1 abr. 2012

Caroleyn Leticia Romina Alarcón



Caroleyn Leticia Romina Alarcón de 27 años, Chilena que sabe que sus días de libertad están contados y que más temprano que tarde la mujer, que huye con sus hijos, caerá en manos de la policía y será confinada en una celda del COF. Aún así la Jimena, la Maca, el Juan Pablo, la María Andrea y el Adolfo Rodrigo rezan para que ese día esté muy lejano, porque "ella no puede soportar el encierro ni estar separada de sus niños, antes prefiere que la maten". Caroleyn, la Caro, la "Muñeca Brava", la pistolera de Puente Alto, huyó la tarde del lunes desde el domicilio donde cumplía la medida cautelar de detención domiciliaria a la espera del juicio.

Hasta ese día, al menos oficialmente, la dirección del departamento 44 de la calle José Luis Coo 071 era conocida sólo por su familia. "Le llevábamos comida cuando podíamos y a sus niños los fines de semana. Veía televisión y escuchaba música. Se lateaba mucho estando sola", dijo a La Cuarta Macarena. La atrayente morena estaba allí confinada por su propia seguridad, ya que los familiares de Carlos Hidalgo y Yerko Figueroa, a quienes asesinó de 11 y 8 tiros respectivamente el 13 de febrero en el patio de su casa, le habían mandado a decir que estaba pedida y que se la iban a pitear donde la encontraran. Macarena asegura que huyó porque no resistió el encierro y el acoso, tres veces al día, de los carabineros encargados por el tribunal de constatar su presencia en el lugar y de revisar sus habitaciones. Antes de pasar a la clandestinidad la doble homicida pasó por su casa de Luis Matte y Calle Blanca, recogió a sus dos hijos, Dayana (9) y Antony (7), y tras abordar un taxi emprendió viaje hacia ninguna parte.
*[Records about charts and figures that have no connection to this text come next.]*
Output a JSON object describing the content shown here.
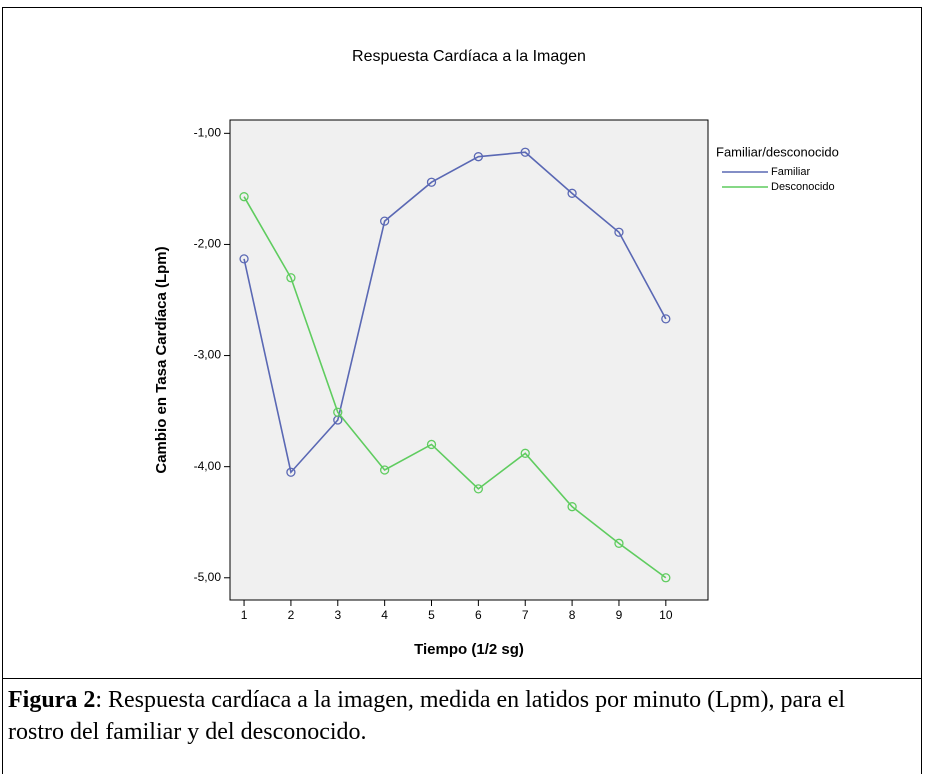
{
  "chart_data": {
    "type": "line",
    "title": "Respuesta Cardíaca a la Imagen",
    "xlabel": "Tiempo (1/2 sg)",
    "ylabel": "Cambio en Tasa Cardíaca (Lpm)",
    "x": [
      1,
      2,
      3,
      4,
      5,
      6,
      7,
      8,
      9,
      10
    ],
    "series": [
      {
        "name": "Familiar",
        "color": "#5a68b4",
        "values": [
          -2.13,
          -4.05,
          -3.58,
          -1.79,
          -1.44,
          -1.21,
          -1.17,
          -1.54,
          -1.89,
          -2.67
        ]
      },
      {
        "name": "Desconocido",
        "color": "#5fcc5f",
        "values": [
          -1.57,
          -2.3,
          -3.51,
          -4.03,
          -3.8,
          -4.2,
          -3.88,
          -4.36,
          -4.69,
          -5.0
        ]
      }
    ],
    "legend_title": "Familiar/desconocido",
    "xlim": [
      0.7,
      10.9
    ],
    "xticks": [
      1,
      2,
      3,
      4,
      5,
      6,
      7,
      8,
      9,
      10
    ],
    "ylim": [
      -5.2,
      -0.88
    ],
    "yticks": [
      {
        "value": -5,
        "label": "-5,00"
      },
      {
        "value": -4,
        "label": "-4,00"
      },
      {
        "value": -3,
        "label": "-3,00"
      },
      {
        "value": -2,
        "label": "-2,00"
      },
      {
        "value": -1,
        "label": "-1,00"
      }
    ]
  },
  "caption": {
    "label": "Figura 2",
    "text": ": Respuesta cardíaca a la imagen, medida en latidos por minuto (Lpm), para el rostro del familiar y del desconocido."
  }
}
La familia concuerda que dos tragedias marcaron a fuego a Caroleyn para toda su vida: Su fracasado matrimonio con Fredy Arrios, un ladrón y traficante que terminó convertido en guaipe por la pasta base, y la muerte de su madre Elizabeth Núñez a manos de una pandilla de delincuentes.

La noche del 26 de junio del 2005, en un hecho nunca aclarado, una patota asaltó la casa de los Alarcón-Núñez y ató y amordazó a Elizabeth. Cuando Caroleyn y sus hermanos regresaron encontraron a su madre fallecida. La fulminó un paro cardíaco. "Fue terrible porque se culpó de la muerte de mi mamá. 'Si yo hubiera estado en la casa ella aún estaría viva', repetía una y otra vez", contó Juan Pablo.

Desde ese día la Caro se convirtió en el perro guardián de la familia, ya que mi papá - el maestro de la construcción Adolfo Alarcón Poblete- está muy enfermo", añadió "Siempre ha sido pará en las hilachas. Cuando chica se defendía solita, porque mi taita le enseñó a pelear, y cuando fue más grande y los hueones comenzaron a jotearla, los paraba a aletazo limpio", agregó.

Su instinto protector la llevó a comprar la pistola Famae FN 750 con la que se convirtió en doble homicida. Apenas la tuvo en sus manos comenzó a practicar hasta hacerse una experta en cargar y descargar rápidamente la automática de 9 milímetros. La adquirió en 30 lucas a un angustiado de la pobla.

Hasta el día en que jaló como loca del gatillo, la prófuga se ganaba la vida vendiendo a domicilio bluyines, poleras, zapatillas, cosméticos y perfumes. Los vecinos y la policía sospechan que esta actividad era sólo una pantalla para encubrir la venta de drogas, pero la fiscalía no ha podido comprobar esta hipótesis.

Lo cierto es que en los últimos meses la mujer -que para su abogado Diego Montecinos actuó en legítima defensa al ultimar a los merodeadores- mantenía una estrecha amistad con "El Chino", un conocido narco de la población Sor Teresa. Esta faceta del caso se ha traducido en la investigación de las actividades criminales del sujeto y en tratar de comprobar si la noche del baleo la pareja mantenía en la casa una importante cantidad de droga.

Por lo anterior una de las hipótesis que maneja la policía es que Carlos Hidalgo y Yerko Figueroa llegaron hasta Luis Matte 1900 en compañía de un tercer sujeto a bordo de una camioneta Fiorino, con la intención de perpetrar una "mexicana", es decir, una quitada de merca.